E na névoa clara das coisas há um vago sentido de espiritualização…

Tudo está cheio de ruídos sonolentos

Que vêm do céu, que vêm do chão

E que esmagam o infinito do meu desespero.

 

Através do tenuíssimo de névoa que o céu cobre

Eu sinto a luz desesperadamente

Bater no fosco da bruma que a suspende.

As grandes nuvens brancas e paradas -

Suspensas e paradas

Como aves solícitas de luz -

Ritmam interiormente o movimento da luz:

Dão ao lago do céu

A beleza plácida dos grandes blocos de gelo.

 

No olhar aberto que eu ponho nas coisas do alto

Há todo um amor à divindade.

No coração aberto que eu tenho para as coisas do alto

Há todo um amor ao mundo.

No espírito que eu tenho embebido das coisas do alto

Há toda uma compreensão.

 

Almas que povoais o caminho de luz

Que, longas, passeais nas noites lindas

Que andais suspensas a caminhar no sentido da luz

O que buscais, almas irmãs da minha?

Por que vos arrastais dentro da noite murmurosa

Com os vossos braços longos em atitude de êxtase?

Vedes alguma coisa

Que esta luz que me ofusca esconde à minha visão?

Sentis alguma coisa

Que eu não sinta talvez?

Por que as vossas mãos de nuvem e névoa

Se espalmam na suprema adoração?

É o castigo, talvez?

 

Eu já de há muito tempo vos espio

Na vossa estranha caminhada.

Como quisera estar entre o vosso cortejo

Para viver entre vós a minha vida humana...

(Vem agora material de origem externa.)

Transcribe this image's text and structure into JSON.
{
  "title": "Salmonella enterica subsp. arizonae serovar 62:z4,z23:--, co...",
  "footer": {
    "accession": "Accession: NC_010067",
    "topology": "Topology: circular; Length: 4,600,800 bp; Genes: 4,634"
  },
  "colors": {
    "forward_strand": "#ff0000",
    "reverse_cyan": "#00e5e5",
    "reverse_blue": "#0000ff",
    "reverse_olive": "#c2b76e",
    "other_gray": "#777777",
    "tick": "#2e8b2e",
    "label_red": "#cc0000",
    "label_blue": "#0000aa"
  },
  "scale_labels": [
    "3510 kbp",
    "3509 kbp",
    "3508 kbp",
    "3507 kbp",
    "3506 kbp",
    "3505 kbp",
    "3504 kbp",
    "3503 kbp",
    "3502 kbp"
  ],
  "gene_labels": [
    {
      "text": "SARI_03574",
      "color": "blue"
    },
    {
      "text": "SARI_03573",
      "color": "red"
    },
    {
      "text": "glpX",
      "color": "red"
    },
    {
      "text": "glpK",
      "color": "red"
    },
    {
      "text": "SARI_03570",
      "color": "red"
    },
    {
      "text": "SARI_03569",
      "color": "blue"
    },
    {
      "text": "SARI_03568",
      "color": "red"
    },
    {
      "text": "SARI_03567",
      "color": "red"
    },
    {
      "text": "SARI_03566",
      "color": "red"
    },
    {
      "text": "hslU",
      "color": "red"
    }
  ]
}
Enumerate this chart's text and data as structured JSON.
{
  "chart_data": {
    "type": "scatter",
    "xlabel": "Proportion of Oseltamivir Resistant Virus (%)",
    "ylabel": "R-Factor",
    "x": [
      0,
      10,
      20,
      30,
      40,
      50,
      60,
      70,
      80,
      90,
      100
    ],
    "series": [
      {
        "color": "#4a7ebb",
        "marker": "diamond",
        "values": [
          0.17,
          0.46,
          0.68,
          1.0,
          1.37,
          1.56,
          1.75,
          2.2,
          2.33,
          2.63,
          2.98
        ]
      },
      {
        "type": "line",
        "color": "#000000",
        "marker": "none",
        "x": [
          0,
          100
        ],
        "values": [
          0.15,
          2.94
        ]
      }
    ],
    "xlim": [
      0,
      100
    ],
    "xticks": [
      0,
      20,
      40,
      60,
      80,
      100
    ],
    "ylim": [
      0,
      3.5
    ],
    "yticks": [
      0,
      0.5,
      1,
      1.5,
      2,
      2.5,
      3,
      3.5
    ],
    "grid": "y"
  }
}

Talvez, unido a vós, solto por entre vós

Eu pudesse quebrar os grilhões que vos prendem...

 

Sou bem melhor que vós, almas acorrentadas

Porque eu também estou acorrentado

E nem vos passa, talvez, a ideia do auxílio.

Eu estou acorrentado à noite murmurosa

E não me libertais...

Sou bem melhor que vós, almas cheias de humildade.

Solta ao mundo, a minha alma jamais irá viver convosco.

 

Eu sei que ela já tem o seu lugar

Bem junto ao trono da divindade

Para a verdadeira adoração.

 

Tem o lugar dos escolhidos

Dos que sofreram, dos que viveram e dos que compreenderam.